5. Can I open a U.S. bank account with a U.S. LLC as a foreigner?

Often yes, but requirements vary. Some banks require an in person visit, while some fintech platforms allow remote applications. You usually need LLC documents, EIN confirmation, owner ID, business address, and sometimes proof of business activity.

6. Do I need a U.S. address to start an LLC?

You need a registered agent address in the state where you form the LLC. For banking and payment processors, you may also need a business mailing address or physical business address. A registered agent address and banking address are not always the same thing.

7. How much does it cost to start an LLC in the USA?

A simple LLC can cost under $300 in many states, but the real total depends on state fees, registered agent fees, annual reports, licenses, and professional help. Florida costs $125 to file a new LLC, Delaware costs $110 to file a Certificate of Formation, and Wyoming has low annual report costs for many small LLCs.

8. Do I need a lawyer to start an LLC?

No, not always. A simple single member LLC can often be formed without a lawyer.
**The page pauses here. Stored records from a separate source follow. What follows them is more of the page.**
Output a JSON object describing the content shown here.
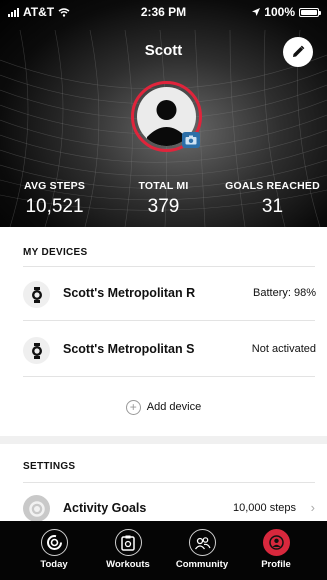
{
  "status_bar": {
    "carrier": "AT&T",
    "time": "2:36 PM",
    "battery": "100%"
  },
  "profile": {
    "name": "Scott"
  },
  "stats": [
    {
      "label": "AVG STEPS",
      "value": "10,521"
    },
    {
      "label": "TOTAL MI",
      "value": "379"
    },
    {
      "label": "GOALS REACHED",
      "value": "31"
    }
  ],
  "devices_section": {
    "title": "MY DEVICES",
    "items": [
      {
        "name": "Scott's Metropolitan R",
        "status": "Battery: 98%",
        "icon": "watch-icon"
      },
      {
        "name": "Scott's Metropolitan S",
        "status": "Not activated",
        "icon": "watch-icon"
      }
    ],
    "add_label": "Add device"
  },
  "settings_section": {
    "title": "SETTINGS",
    "items": [
      {
        "name": "Activity Goals",
        "value": "10,000 steps",
        "icon": "activity-ring-icon"
      }
    ]
  },
  "tabs": [
    {
      "label": "Today",
      "icon": "today-ring-icon",
      "active": false
    },
    {
      "label": "Workouts",
      "icon": "workouts-icon",
      "active": false
    },
    {
      "label": "Community",
      "icon": "community-icon",
      "active": false
    },
    {
      "label": "Profile",
      "icon": "profile-icon",
      "active": true
    }
  ],
  "colors": {
    "accent": "#d8283d",
    "header_bg": "#0b0b0b",
    "camera": "#2c6fa8"
  }
}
But you should consider legal help if you have multiple owners, investors, complex profit sharing, regulated services, real estate partners, or international tax questions.
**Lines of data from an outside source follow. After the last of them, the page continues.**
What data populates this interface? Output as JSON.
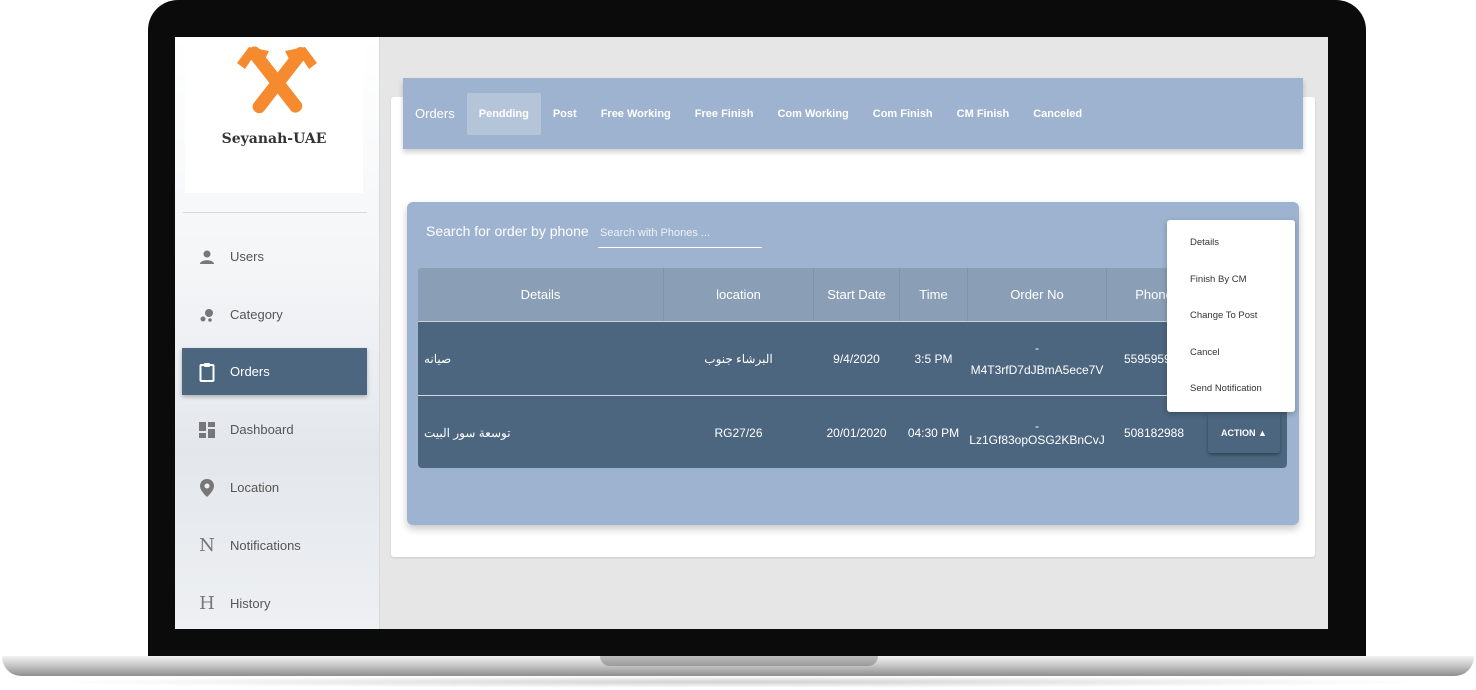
{
  "brand": {
    "name": "Seyanah-UAE",
    "accent": "#f58a2e"
  },
  "sidebar": {
    "items": [
      {
        "label": "Users",
        "icon": "user-icon"
      },
      {
        "label": "Category",
        "icon": "category-icon"
      },
      {
        "label": "Orders",
        "icon": "clipboard-icon",
        "active": true
      },
      {
        "label": "Dashboard",
        "icon": "dashboard-icon"
      },
      {
        "label": "Location",
        "icon": "location-pin-icon"
      },
      {
        "label": "Notifications",
        "icon": "letter-n-icon",
        "glyph": "N"
      },
      {
        "label": "History",
        "icon": "letter-h-icon",
        "glyph": "H"
      }
    ]
  },
  "tabs": {
    "title": "Orders",
    "items": [
      "Pendding",
      "Post",
      "Free Working",
      "Free Finish",
      "Com Working",
      "Com Finish",
      "CM Finish",
      "Canceled"
    ],
    "active": "Pendding"
  },
  "search": {
    "label": "Search for order by phone",
    "placeholder": "Search with Phones ..."
  },
  "table": {
    "columns": [
      "Details",
      "location",
      "Start Date",
      "Time",
      "Order No",
      "Phone"
    ],
    "rows": [
      {
        "details": "صيانه",
        "location": "البرشاء جنوب",
        "start_date": "9/4/2020",
        "time": "3:5 PM",
        "order_no_prefix": "-",
        "order_no": "M4T3rfD7dJBmA5ece7V",
        "phone": "5595959"
      },
      {
        "details": "توسعة سور البيت",
        "location": "RG27/26",
        "start_date": "20/01/2020",
        "time": "04:30 PM",
        "order_no": "-Lz1Gf83opOSG2KBnCvJ",
        "phone": "508182988",
        "action": "ACTION ▲"
      }
    ]
  },
  "action_menu": {
    "items": [
      "Details",
      "Finish By CM",
      "Change To Post",
      "Cancel",
      "Send Notification"
    ]
  },
  "colors": {
    "primary": "#4c6680",
    "panel": "#9db3cf",
    "header": "#8a9fb6"
  }
}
9. Can I change my LLC state later?

Yes, but it can be messy. You may need domestication, conversion, merger, or a new LLC plus asset transfer, depending on the states involved. It is better to choose the right state at the beginning.

10. Should my LLC elect S Corp status?

Maybe, but not on day one for everyone. S Corp taxation can save self employment tax for some profitable U.S. based businesses, but it adds payroll, tax filings, and compliance. Talk to a CPA once your profit is consistent enough to justify the extra work.

Final Action Plan

Here is the cleanest path if you want to start your LLC without overcomplicating it:

  1. Choose your state based on where you actually operate.
  2. Search and confirm your LLC name.
  3. Hire or appoint a registered agent.
  4. File your Articles of Organization or Certificate of Formation.
  5. Create your operating agreement.
  6. Apply for a free EIN through the IRS.
  7. Open a separate business bank account.
  8. Check BOI, licenses, annual reports, and tax deadlines.
  9. Keep clean books from the first month.
  10. Speak with a CPA before making tax elections.

If you do only one thing after forming your LLC, make it this: treat the LLC like a real business from day one. Separate money, clean records, signed agreements, and timely filings are what make the structure work.